Tell her what happens if one of the grav fields fails, Mercy.”

“Our subspace balloon implodes or
leaks out slowly, which will look the same to us. If one of the inertia-filtering
fields stop working, we turn into pancakes and die.”

“You’re exaggerating. The aliens
won’t let us do anything that isn’t safe,” Yuki insisted.

“Okay. How much fuel will that speed
take?” Zeiss demanded. Everyone who’d been with him at the Academy covered
their faces. He’d already figured all the answers and wanted the students to
see why.

“That’s not my specialization,”
Yuki mumbled.

The Korean drive expert helped her
out. “Half the original amount in the sphere—pretty much everything we have
left.”

Zeiss paced around the picnic area
as if it were a classroom. “How do we stop when we get to Earth?”

“We can’t. We just wave as we
streak by in our desert ball,” said Park.

Growing angry, Yuki stood up and
tipped her wooden bench over. “So we go half the speed of light or something so
it works out.”

“There’s a square root involved,
not a half, but say you’re close. With no more time compression, how are we
going to keep from freezing for thirty-one years with no sun?” Zeiss asked
patiently.

“The foggy lights we used in
subspace. Toby said we might not have lost heat if Mercy hadn’t blocked the
ultraviolet spectrum.”

The commander shrugged. “So we live
underground and accept that whoever harvests our food is going to die of
cancer?”

“We send them through
decontamination each time!”

“Up to sixty-sixty times because we
started with only eighty-one pods. Unfortunately, without subspace radiation,
we have no way to make the windows glow. But say we can generate power from the
grav fields. That would take half our power. We’d arrive ninety, blue, and—”
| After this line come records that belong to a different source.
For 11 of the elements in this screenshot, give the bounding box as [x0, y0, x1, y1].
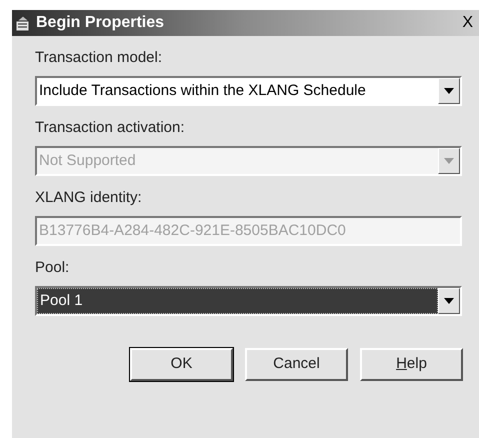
- field-label: Transaction activation:: [35, 118, 186, 138]
- dialog-button[interactable]: OK: [130, 348, 233, 381]
- close-button[interactable]: X: [460, 15, 475, 31]
- field-label: Transaction model:: [35, 48, 164, 68]
- field-label: XLANG identity:: [35, 188, 143, 208]
- field-label: Pool:: [35, 258, 70, 278]
- dialog-button[interactable]: Cancel: [245, 348, 348, 381]
- dropdown[interactable]: Include Transactions within the XLANG Schedule: [35, 76, 462, 106]
- dropdown[interactable]: Pool 1: [35, 286, 462, 316]
- window-title: Begin Properties: [36, 13, 166, 33]
- dialog-button[interactable]: Help: [360, 348, 463, 381]
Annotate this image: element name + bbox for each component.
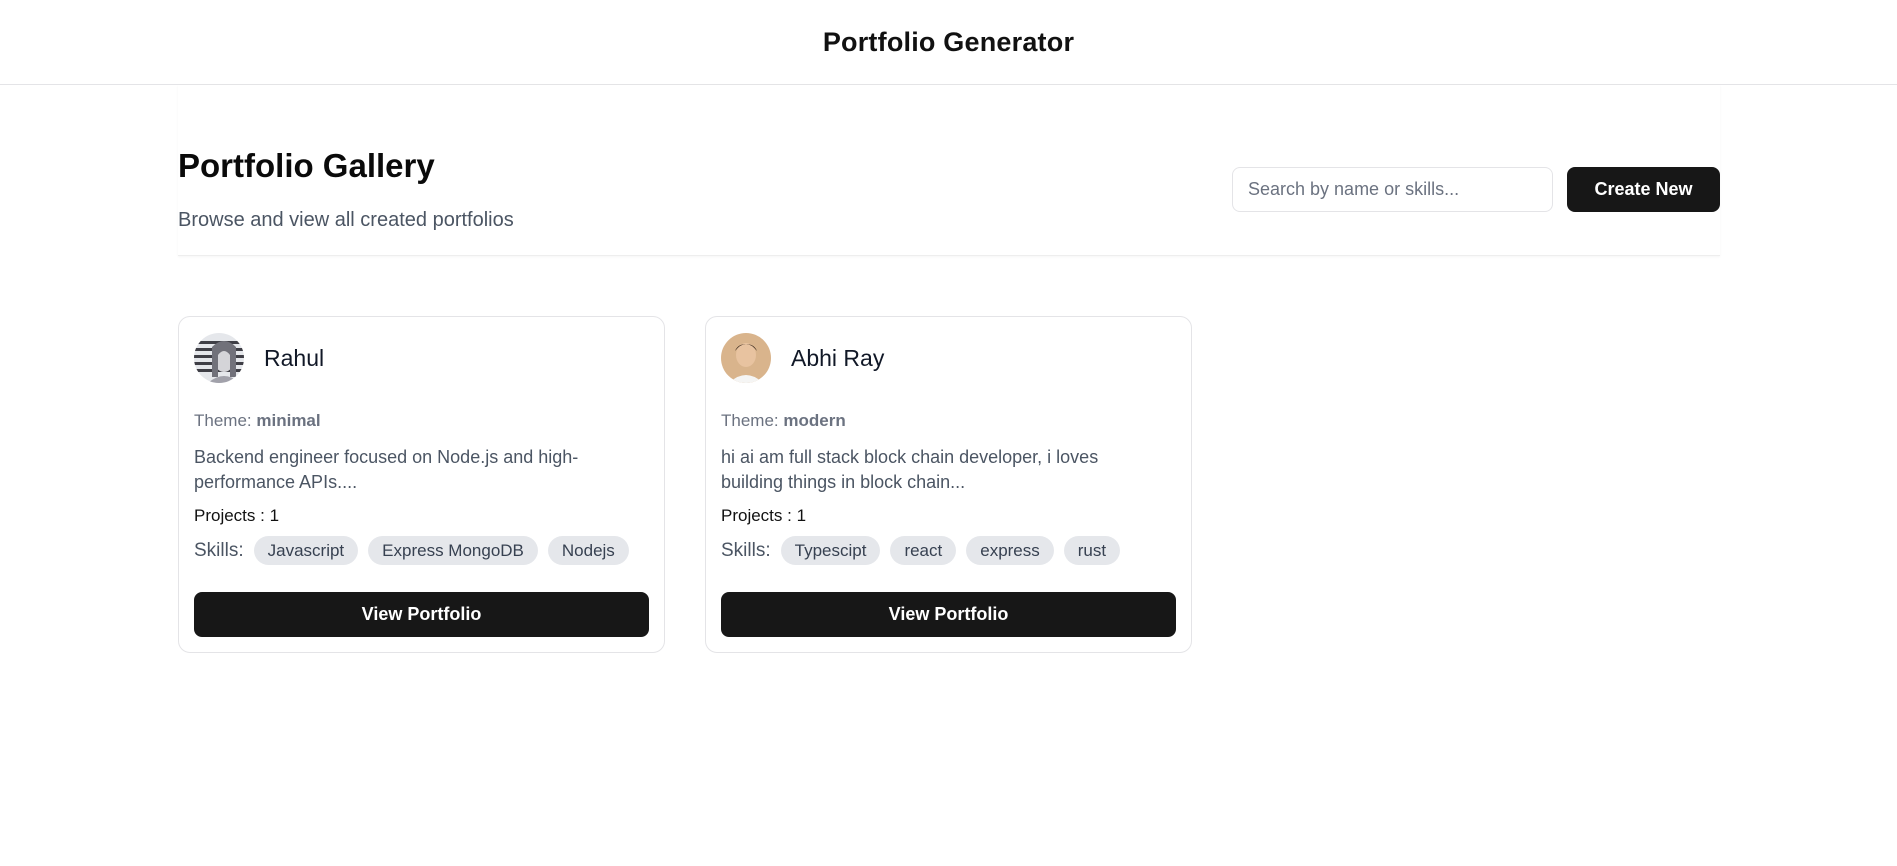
theme-label: Theme: [194,411,252,430]
skill-tag: react [890,536,957,565]
skill-tag: rust [1063,536,1121,565]
skills-row: Skills: Typescipt react express rust [721,536,1176,565]
view-portfolio-button[interactable]: View Portfolio [721,592,1176,637]
theme-value: modern [783,411,846,430]
avatar [194,333,244,383]
page-subtitle: Browse and view all created portfolios [178,209,514,231]
card-name: Rahul [264,344,325,371]
skill-tag: Nodejs [547,536,629,565]
skills-row: Skills: Javascript Express MongoDB Nodej… [194,536,649,565]
skills-label: Skills: [721,539,771,561]
portfolio-card: Rahul Theme: minimal Backend engineer fo… [178,316,665,653]
portfolio-card: Abhi Ray Theme: modern hi ai am full sta… [705,316,1192,653]
theme-value: minimal [256,411,321,430]
skill-tag: Express MongoDB [368,536,538,565]
skill-tag: express [966,536,1054,565]
skill-tag: Javascript [253,536,359,565]
create-new-button[interactable]: Create New [1567,167,1720,212]
skills-label: Skills: [194,539,244,561]
avatar [721,333,771,383]
top-bar: Portfolio Generator [0,0,1897,85]
theme-line: Theme: modern [721,411,1176,431]
theme-line: Theme: minimal [194,411,649,431]
app-title: Portfolio Generator [822,26,1075,57]
card-description: Backend engineer focused on Node.js and … [194,447,579,492]
card-header: Abhi Ray [721,332,1176,384]
card-name: Abhi Ray [791,344,885,371]
skill-tag: Typescipt [780,536,881,565]
portfolio-card-list: Rahul Theme: minimal Backend engineer fo… [178,316,1720,653]
card-description: hi ai am full stack block chain develope… [721,447,1099,492]
projects-count: Projects : 1 [194,506,280,525]
main-content: Portfolio Gallery Browse and view all cr… [178,85,1720,653]
search-input[interactable] [1232,167,1553,212]
view-portfolio-button[interactable]: View Portfolio [194,592,649,637]
card-header: Rahul [194,332,649,384]
theme-label: Theme: [721,411,779,430]
page-title: Portfolio Gallery [178,147,435,184]
projects-count: Projects : 1 [721,506,807,525]
gallery-header: Portfolio Gallery Browse and view all cr… [178,85,1720,256]
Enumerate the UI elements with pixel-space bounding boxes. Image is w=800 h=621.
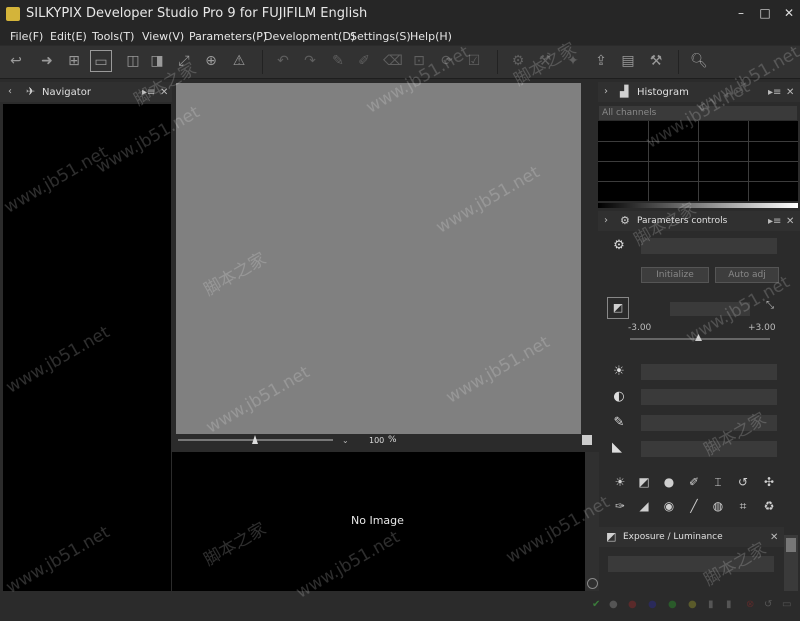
paste-params-icon[interactable]: ✐: [353, 50, 375, 72]
scroll-button-icon[interactable]: [587, 578, 598, 589]
menu-edit[interactable]: Edit(E): [50, 30, 87, 43]
monitor-icon[interactable]: ▤: [617, 50, 639, 72]
app-logo-icon: [6, 7, 20, 21]
maximize-button[interactable]: □: [755, 4, 775, 22]
reject-icon: ⊗: [746, 599, 755, 610]
contrast-icon: ◐: [613, 389, 625, 404]
close-exposure-icon[interactable]: ✕: [770, 532, 778, 543]
navigator-title: Navigator: [42, 87, 91, 98]
green-label-icon: ●: [668, 599, 677, 610]
toolbar-separator: [262, 50, 263, 74]
sharpness-icon: ✎: [613, 415, 625, 430]
brightness-icon: ☀: [613, 364, 625, 379]
window-title: SILKYPIX Developer Studio Pro 9 for FUJI…: [26, 6, 368, 21]
pin-histogram-icon[interactable]: ▸≡: [768, 87, 781, 98]
flag-icon: ▮: [726, 599, 732, 610]
next-image-icon[interactable]: ➜: [36, 50, 58, 72]
spot-tool-icon[interactable]: ◍: [709, 497, 727, 515]
menu-status-icon: ▭: [782, 599, 792, 610]
menu-help[interactable]: Help(H): [410, 30, 452, 43]
menu-settings[interactable]: Settings(S): [350, 30, 411, 43]
initialize-button[interactable]: Initialize: [641, 267, 709, 283]
lens-tool-icon[interactable]: ✑: [611, 497, 629, 515]
lock-icon: ▮: [708, 599, 714, 610]
hammer-icon[interactable]: ⚒: [645, 50, 667, 72]
crop-tool-icon[interactable]: ⌗: [734, 497, 752, 515]
redo-icon[interactable]: ↷: [299, 50, 321, 72]
menu-view[interactable]: View(V): [142, 30, 184, 43]
exposure-max-label: +3.00: [748, 323, 776, 333]
zoom-dropdown-icon[interactable]: ⌄: [342, 436, 349, 445]
close-parameters-icon[interactable]: ✕: [786, 216, 794, 227]
white-balance-select[interactable]: [641, 364, 777, 380]
histogram-gridline: [598, 141, 798, 142]
exposure-bias-icon[interactable]: ◩: [607, 297, 629, 319]
menu-file[interactable]: File(F): [10, 30, 43, 43]
menu-development[interactable]: Development(D): [264, 30, 355, 43]
close-histogram-icon[interactable]: ✕: [786, 87, 794, 98]
tone-curve-tool-icon[interactable]: ◢: [635, 497, 653, 515]
compare-view-icon[interactable]: ◫: [122, 50, 144, 72]
exposure-panel-icon: ◩: [606, 530, 617, 543]
fish-eye-tool-icon[interactable]: ◉: [660, 497, 678, 515]
parameters-icon: ⚙: [620, 214, 630, 227]
pin-parameters-icon[interactable]: ▸≡: [768, 216, 781, 227]
copy-params-icon[interactable]: ✎: [327, 50, 349, 72]
taste-select[interactable]: [641, 238, 777, 254]
taste-gear-icon: ⚙: [613, 238, 625, 253]
histogram-gradient: [598, 203, 798, 208]
open-folder-icon[interactable]: ↩: [5, 50, 27, 72]
navigator-icon: ✈: [26, 85, 36, 98]
export-icon[interactable]: ⇪: [590, 50, 612, 72]
toolbar-separator: [678, 50, 679, 74]
filter-status-icon: ●: [609, 599, 618, 610]
fit-to-window-icon[interactable]: [582, 435, 592, 445]
toolbar-separator: [497, 50, 498, 74]
grid-view-icon[interactable]: ⊞: [63, 50, 85, 72]
exposure-panel-title: Exposure / Luminance: [623, 532, 723, 542]
right-scroll-thumb[interactable]: [786, 538, 796, 552]
tone-select[interactable]: [641, 389, 777, 405]
perspective-tool-icon[interactable]: ⌶: [709, 473, 727, 491]
histogram-icon: ▟: [620, 85, 629, 98]
yellow-label-icon: ●: [688, 599, 697, 610]
minimize-button[interactable]: –: [731, 4, 751, 22]
grid-overlay-icon[interactable]: ⊕: [200, 50, 222, 72]
close-window-button[interactable]: ✕: [779, 4, 799, 22]
brush-tool-icon[interactable]: ╱: [685, 497, 703, 515]
warning-icon[interactable]: ⚠: [228, 50, 250, 72]
rotate-status-icon: ↺: [764, 599, 773, 610]
color-tool-icon[interactable]: ●: [660, 473, 678, 491]
eyedropper-tool-icon[interactable]: ✐: [685, 473, 703, 491]
histogram-title: Histogram: [637, 87, 689, 98]
expand-histogram-icon[interactable]: ›: [604, 86, 608, 97]
settings-tool-icon[interactable]: ✣: [760, 473, 778, 491]
white-balance-tool-icon[interactable]: ☀: [611, 473, 629, 491]
menu-parameters[interactable]: Parameters(P): [189, 30, 267, 43]
rotate-tool-icon[interactable]: ↺: [734, 473, 752, 491]
single-view-icon[interactable]: ▭: [90, 50, 112, 72]
status-bar: [0, 591, 800, 621]
zoom-search-icon[interactable]: 🔍︎: [688, 50, 710, 72]
exposure-min-label: -3.00: [628, 323, 652, 333]
ok-status-icon: ✔: [592, 599, 601, 610]
collapse-left-icon[interactable]: ‹: [8, 86, 12, 97]
no-image-label: No Image: [351, 514, 404, 527]
zoom-value[interactable]: 100: [369, 436, 384, 445]
histogram-gridline: [598, 161, 798, 162]
menu-tools[interactable]: Tools(T): [92, 30, 134, 43]
undo-icon[interactable]: ↶: [272, 50, 294, 72]
reset-params-icon[interactable]: ⌫: [382, 50, 404, 72]
expand-parameters-icon[interactable]: ›: [604, 215, 608, 226]
histogram-gridline: [598, 181, 798, 182]
red-label-icon: ●: [628, 599, 637, 610]
noise-reduction-icon: ◣: [612, 440, 622, 455]
zoom-unit: %: [388, 435, 397, 445]
exposure-tool-icon[interactable]: ◩: [635, 473, 653, 491]
blue-label-icon: ●: [648, 599, 657, 610]
recycle-tool-icon[interactable]: ♻: [760, 497, 778, 515]
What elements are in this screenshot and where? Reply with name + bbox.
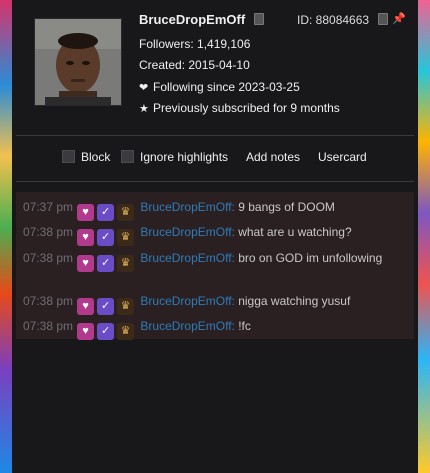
- message-username[interactable]: BruceDropEmOff:: [140, 225, 234, 239]
- wallpaper-left: [0, 0, 12, 473]
- copy-icon[interactable]: [254, 13, 265, 25]
- chat-message[interactable]: 07:37 pm ♥ ✓ ♛ BruceDropEmOff: 9 bangs of D…: [23, 198, 408, 221]
- user-id-text: ID: 88084663: [297, 13, 370, 27]
- username-title: BruceDropEmOff: [139, 12, 265, 27]
- ignore-highlights-label: Ignore highlights: [140, 150, 229, 164]
- divider-bottom: [16, 181, 414, 182]
- ignore-highlights-toggle[interactable]: Ignore highlights: [121, 150, 228, 164]
- usercard-popup: BruceDropEmOff ID: 88084663 📌 Followers:…: [12, 0, 418, 473]
- timestamp: 07:38 pm: [23, 319, 74, 333]
- chat-message[interactable]: 07:38 pm ♥ ✓ ♛ BruceDropEmOff: !fc: [23, 317, 408, 340]
- following-since-text: Following since 2023-03-25: [153, 80, 300, 94]
- message-username[interactable]: BruceDropEmOff:: [140, 251, 234, 265]
- verified-badge-icon[interactable]: ✓: [97, 229, 115, 246]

“You can put me in stasis; I’ll
still be young. I was promised things!” Yuki shouted. “Nobody asked me about
any of this before the trip started.”

Mercy wrapped her arms around the
irrational woman. “Shh. I know.”

When her friend calmed, Mercy said,
“The safest thing for my baby would be to stay here. We’ve all lost things to
the dangers of space, and there’s no end in sight. Sensei is asking us to do
things none of us are equipped for. I’m afraid of dozens of things that could
kill my husband every day.” She looked around the group. “I still say we finish
the mission we came to do because Earth won’t last much longer without us.”

The vote to continue to Oblivion
passed in ten minutes—only Yuki and Rachael dissented.

Epilogue

 

Over eight months pregnant, Kaguya Mori sat in front of the
TV screen at JPL. Except when
Sanctuary
was under the sheet, the
football-field-sized monitor still picked up the signals from the alien space
telescope and showed the world leaders on Earth whatever the lens of the stolen
spaceship aimed at. She rubbed her belly as she watched the movement of the
spheres and calculated where the path would take them next. Hordes of
scientists analyzed the transmission twenty-four hours a day. The heiress to
the biggest conglomerate in the world paid half their salaries just to watch.

Leaning down to talk to the baby
inside her, Kaguya said, “That’s your daddy up there. He’s going to be a big
hero someday, despite what those mean people said at the Hague. Conrad did this
for love. He’s going to come back and give us the keys to the universe.”

The child echoed affection at the
sound of her voice. Pleased, Momma decided to sing for a while. Recordings of
her impromptu, hypnotic serenades were climbing the charts under the title
Hymns
to Uzume
—the Japanese goddess of dawn, the great persuader, and the
heavenly alarming female. The complexity of the compositions was beyond Bach.
Studies were already underway to see if it increased the intelligence of the
infant in the womb, but Kaguya was indifferent. Either way, her precious,
little one would hold this world in the palm of its hand.